Origin Stories

Last week, someone asked me what led me to fantasy. I’ve written science fiction, thrillers, horror, poetry (God spare us from young poets), theology, and heartfelt rants, but fantasy was my first love, and it’s the genre I keep returning to. But I had to really think about how I got my start.

Honestly, it was knights. I had a very young fascination with knights, and castles, and the kinds of stories that surrounded them. There was nothing fantastic about it. I read pretty much every version of the Arthur legend I could lay my hands on, along with detailed accounts of life in castles, medieval warfare, and so forth. I was heartbroken that my family didn’t have its own heraldry (Akers is a place name, about as historic as Smith or Wright) and set about making up my own heraldry. Raised Presbyterian in the mountains of North Carolina, I had a natural love of all things Scottish, and attended a lot of Highland Games in my youth.
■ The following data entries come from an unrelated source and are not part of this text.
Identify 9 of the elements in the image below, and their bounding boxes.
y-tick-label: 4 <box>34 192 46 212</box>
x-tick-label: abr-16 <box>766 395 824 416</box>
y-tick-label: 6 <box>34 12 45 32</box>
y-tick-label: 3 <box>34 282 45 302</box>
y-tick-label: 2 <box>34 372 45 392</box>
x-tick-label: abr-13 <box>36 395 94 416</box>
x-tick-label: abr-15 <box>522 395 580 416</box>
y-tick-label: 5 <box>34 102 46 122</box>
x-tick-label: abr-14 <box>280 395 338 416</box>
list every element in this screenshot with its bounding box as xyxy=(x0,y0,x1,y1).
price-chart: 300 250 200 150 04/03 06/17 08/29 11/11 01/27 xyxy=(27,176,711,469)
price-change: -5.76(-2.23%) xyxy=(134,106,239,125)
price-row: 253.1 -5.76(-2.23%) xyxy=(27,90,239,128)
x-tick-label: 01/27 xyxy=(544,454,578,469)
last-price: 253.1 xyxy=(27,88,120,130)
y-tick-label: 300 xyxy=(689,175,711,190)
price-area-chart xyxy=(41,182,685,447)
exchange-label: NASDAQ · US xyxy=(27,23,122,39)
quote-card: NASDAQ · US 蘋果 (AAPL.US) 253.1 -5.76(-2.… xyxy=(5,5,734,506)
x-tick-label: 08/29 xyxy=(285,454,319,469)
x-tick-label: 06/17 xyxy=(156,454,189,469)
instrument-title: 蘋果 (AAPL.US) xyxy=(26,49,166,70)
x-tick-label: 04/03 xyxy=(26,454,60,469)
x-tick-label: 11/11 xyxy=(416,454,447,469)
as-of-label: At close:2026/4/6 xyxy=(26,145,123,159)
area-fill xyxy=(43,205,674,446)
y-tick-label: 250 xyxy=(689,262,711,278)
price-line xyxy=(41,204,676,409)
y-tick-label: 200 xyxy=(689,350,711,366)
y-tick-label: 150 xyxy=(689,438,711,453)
Of course, the middle ages had a lot of horror, but I didn’t notice. I wanted to be a knight in armor. I wanted the glory of the charge, banners streaming, a castle at my back. That was never going to happen, of course, but I could dream.

The move into fantasy was natural. Someone handed me Tolkien, and I was off. While my imagination has strayed far from those knightly dreams (my Veridon stories are evidence enough of that) I still find myself returning to them. I think that explains more about The Hallowed War series than anything else.